Fate inoltre in modo di effettuare 4-bet della stessa entità con i monster. Se riflettendo sulle diverse entità dei rilanci l'avversario riesce a distinguere un vostro bluff da una 4-bet legittima, allora sarà in grado di operare push o fold proficui.
Per difendersi da 3-bet light è spesso consigliabile passare di nuovo dalla parte dell'aggressore ed effettuare direttamente una 4-bet al pre-flop. In questo modo la vostra immagine al tavolo cambia, cosa che ha un effetto simile a quello generato dalle 3-bet. In futuro riceverete più azione in risposta alle vostre 4-bet.
Se non intendete giocare in maniera aggressiva, poiché potreste preoccuparvi eccessivamente di effettuare una 4-bet come bluff con JTs, potete anche restringere il vostro openraising-range. In questo modo avrete più spesso mani 4-bet leggittime.

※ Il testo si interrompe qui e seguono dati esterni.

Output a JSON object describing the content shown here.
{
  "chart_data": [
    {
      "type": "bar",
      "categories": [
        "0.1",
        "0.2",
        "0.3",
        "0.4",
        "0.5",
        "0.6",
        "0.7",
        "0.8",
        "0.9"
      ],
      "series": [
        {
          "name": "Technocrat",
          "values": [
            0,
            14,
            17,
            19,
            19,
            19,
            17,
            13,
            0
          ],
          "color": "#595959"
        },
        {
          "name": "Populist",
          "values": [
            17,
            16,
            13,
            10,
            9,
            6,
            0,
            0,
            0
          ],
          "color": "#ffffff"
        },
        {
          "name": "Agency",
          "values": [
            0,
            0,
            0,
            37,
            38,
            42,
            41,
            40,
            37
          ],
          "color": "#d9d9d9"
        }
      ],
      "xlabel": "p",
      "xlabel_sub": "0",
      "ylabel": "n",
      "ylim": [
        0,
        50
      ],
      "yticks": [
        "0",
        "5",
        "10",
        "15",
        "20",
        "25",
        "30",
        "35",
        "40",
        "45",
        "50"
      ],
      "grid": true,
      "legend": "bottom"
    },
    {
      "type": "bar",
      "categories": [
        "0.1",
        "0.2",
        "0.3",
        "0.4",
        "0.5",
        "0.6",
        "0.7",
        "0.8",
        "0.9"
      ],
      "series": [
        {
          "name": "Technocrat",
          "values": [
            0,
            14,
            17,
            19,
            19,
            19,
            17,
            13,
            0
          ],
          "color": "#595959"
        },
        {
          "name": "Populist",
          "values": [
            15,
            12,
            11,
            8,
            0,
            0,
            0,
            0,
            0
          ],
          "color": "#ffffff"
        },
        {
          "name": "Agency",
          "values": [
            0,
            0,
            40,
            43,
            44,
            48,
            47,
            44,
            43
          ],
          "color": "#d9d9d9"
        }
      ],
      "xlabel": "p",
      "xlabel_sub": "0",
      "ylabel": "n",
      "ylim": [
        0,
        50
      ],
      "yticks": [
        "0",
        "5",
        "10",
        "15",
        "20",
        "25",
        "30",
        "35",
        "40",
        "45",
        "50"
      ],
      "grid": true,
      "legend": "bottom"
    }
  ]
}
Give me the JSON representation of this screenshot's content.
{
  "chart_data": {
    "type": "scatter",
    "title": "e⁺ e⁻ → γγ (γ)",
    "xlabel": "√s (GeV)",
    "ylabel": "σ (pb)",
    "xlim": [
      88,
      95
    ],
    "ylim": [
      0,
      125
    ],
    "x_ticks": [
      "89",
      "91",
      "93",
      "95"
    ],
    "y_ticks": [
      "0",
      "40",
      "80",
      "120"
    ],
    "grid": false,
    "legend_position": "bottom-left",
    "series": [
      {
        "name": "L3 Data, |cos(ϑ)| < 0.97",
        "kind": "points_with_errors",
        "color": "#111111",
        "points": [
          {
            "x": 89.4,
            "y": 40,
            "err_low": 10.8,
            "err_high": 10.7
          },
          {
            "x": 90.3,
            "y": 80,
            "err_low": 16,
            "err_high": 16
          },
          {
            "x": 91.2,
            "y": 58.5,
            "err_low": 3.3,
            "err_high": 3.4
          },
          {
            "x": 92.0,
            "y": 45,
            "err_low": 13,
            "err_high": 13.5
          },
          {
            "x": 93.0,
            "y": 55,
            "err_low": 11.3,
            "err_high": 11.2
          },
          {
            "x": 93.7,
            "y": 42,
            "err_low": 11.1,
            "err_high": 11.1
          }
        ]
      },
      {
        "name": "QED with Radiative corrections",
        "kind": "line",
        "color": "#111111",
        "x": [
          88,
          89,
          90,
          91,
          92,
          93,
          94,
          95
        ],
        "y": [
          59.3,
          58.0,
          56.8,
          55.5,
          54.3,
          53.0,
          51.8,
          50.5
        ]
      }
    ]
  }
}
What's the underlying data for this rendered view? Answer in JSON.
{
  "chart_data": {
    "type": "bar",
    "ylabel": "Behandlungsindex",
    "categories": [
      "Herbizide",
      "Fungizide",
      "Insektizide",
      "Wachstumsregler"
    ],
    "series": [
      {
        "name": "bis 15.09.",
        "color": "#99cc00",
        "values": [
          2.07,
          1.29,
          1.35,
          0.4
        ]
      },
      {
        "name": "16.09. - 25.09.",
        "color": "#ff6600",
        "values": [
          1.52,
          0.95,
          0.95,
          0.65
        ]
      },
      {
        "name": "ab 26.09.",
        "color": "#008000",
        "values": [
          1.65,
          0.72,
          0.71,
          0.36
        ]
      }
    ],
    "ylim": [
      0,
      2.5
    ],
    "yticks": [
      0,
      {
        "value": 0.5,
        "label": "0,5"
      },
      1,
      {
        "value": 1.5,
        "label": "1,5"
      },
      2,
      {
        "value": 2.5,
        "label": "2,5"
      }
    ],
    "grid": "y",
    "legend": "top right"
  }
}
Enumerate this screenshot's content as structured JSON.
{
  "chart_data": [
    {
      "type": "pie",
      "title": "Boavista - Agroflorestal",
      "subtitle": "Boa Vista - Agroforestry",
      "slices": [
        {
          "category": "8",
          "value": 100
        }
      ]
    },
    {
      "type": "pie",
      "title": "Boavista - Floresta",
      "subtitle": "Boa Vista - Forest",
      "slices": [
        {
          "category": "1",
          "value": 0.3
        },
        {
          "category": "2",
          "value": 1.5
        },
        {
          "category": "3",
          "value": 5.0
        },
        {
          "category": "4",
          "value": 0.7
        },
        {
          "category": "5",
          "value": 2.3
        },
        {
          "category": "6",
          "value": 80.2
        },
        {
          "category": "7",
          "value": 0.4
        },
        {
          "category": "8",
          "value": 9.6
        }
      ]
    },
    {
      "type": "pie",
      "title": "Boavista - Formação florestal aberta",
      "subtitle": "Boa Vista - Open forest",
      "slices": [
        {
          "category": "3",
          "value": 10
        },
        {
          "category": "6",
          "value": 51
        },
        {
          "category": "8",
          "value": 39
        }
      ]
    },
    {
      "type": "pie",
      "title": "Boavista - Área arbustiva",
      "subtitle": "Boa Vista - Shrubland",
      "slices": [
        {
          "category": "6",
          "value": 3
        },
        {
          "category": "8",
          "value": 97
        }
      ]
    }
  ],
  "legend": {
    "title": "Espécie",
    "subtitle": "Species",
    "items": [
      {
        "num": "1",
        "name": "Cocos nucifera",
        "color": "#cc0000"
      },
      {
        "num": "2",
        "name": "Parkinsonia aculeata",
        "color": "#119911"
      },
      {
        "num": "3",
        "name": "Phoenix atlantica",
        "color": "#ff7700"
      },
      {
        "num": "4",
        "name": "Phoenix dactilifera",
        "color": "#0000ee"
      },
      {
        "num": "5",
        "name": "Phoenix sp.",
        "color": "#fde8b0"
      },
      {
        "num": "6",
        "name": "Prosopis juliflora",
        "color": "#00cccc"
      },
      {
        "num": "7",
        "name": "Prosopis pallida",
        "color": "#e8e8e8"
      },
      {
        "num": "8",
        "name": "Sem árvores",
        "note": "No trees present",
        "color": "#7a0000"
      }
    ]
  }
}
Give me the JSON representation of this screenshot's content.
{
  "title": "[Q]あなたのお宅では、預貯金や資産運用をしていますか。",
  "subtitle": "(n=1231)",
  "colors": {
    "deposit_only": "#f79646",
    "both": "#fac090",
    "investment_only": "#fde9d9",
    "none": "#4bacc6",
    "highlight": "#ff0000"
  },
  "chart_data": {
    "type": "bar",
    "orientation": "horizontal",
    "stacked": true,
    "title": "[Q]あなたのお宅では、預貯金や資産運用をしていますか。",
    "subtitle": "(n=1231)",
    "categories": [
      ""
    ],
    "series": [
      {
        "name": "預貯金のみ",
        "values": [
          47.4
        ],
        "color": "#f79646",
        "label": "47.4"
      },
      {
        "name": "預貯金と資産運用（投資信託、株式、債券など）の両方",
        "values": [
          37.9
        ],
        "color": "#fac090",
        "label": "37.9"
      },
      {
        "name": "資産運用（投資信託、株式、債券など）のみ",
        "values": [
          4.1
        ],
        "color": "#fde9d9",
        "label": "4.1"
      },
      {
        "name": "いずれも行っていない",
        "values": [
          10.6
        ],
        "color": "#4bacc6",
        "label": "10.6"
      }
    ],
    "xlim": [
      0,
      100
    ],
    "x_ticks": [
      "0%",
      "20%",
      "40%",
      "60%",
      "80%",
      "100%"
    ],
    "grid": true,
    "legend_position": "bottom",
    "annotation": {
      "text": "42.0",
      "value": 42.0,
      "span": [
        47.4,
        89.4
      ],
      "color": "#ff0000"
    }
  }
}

Lo svantaggio di questo adattamento è quello di diventare troppo tight e quindi assumere il ruolo del rock che difficilmente subisce azione con le sue mani forti. Per questo motivo è preferibile l'approccio più aggressivo.
Riassunto
Come si è visto, non è semplice effettuare 3-bet con qualsiasi tipo di mani al file di trarre i vantaggi delle 3-bet light. È opportuno attendere sempre il momento giusto per controrilanciare, altrimenti il cambiamento di strategia del proprio gioco potrebbe comportare conseguenze negative riscontrabili nel winrate.
In seguito abbiamo riassunto i punti più importanti dei singoli capitoli:
- La posizione:
- La posizione dell'open-raise al tavolo
- Un range possibilmente molto ampio => privilegiando CO e BU => evitare UTG
- Posizione relative nei confronti dell'open-raiser
- IP è da privilegiare a OOP
- IP 3-bettingrange > OOP 3-betting range
- Controrilanciare OOP di più rispetto a IP e effettuare più C-bet
- La posizione dell'open-raise al tavolo
- L'entità degli stack
- Lo stack effettivo è determinante!
- Non effettuare 3-bet light contro gli shortstack
- Lo stack minimo dovrebbe essere pari a 70 BB circa.
- Quanto maggiori sono gli stack, tanto più importante sarà la posizione relativa.
- L'avversario
- Non dovrebbe essere troppo tight e non effettuare molte 4-bet
- Non dovrebbe fare call troppo light di fronte a 3-bet o essere troppo tricky al post-flop
- Da preferire i giocatori fit-or-fold che passano direttamente al flop se non pescano nulla.
- La vostra mano
- La mano deve poter vincere piatti sostanziosi (off-/suited connectors, suited onegapper)
- Evitare top pair, mani con weak kicker (Ax, Kx, Qx)
- La dinamica al tavolo
- Cercare di essere coscienti della propria immagine al tavolo
- Lo stato d'animo degli avversari è fondamentale (tilt, bad beat, chi azzarda?)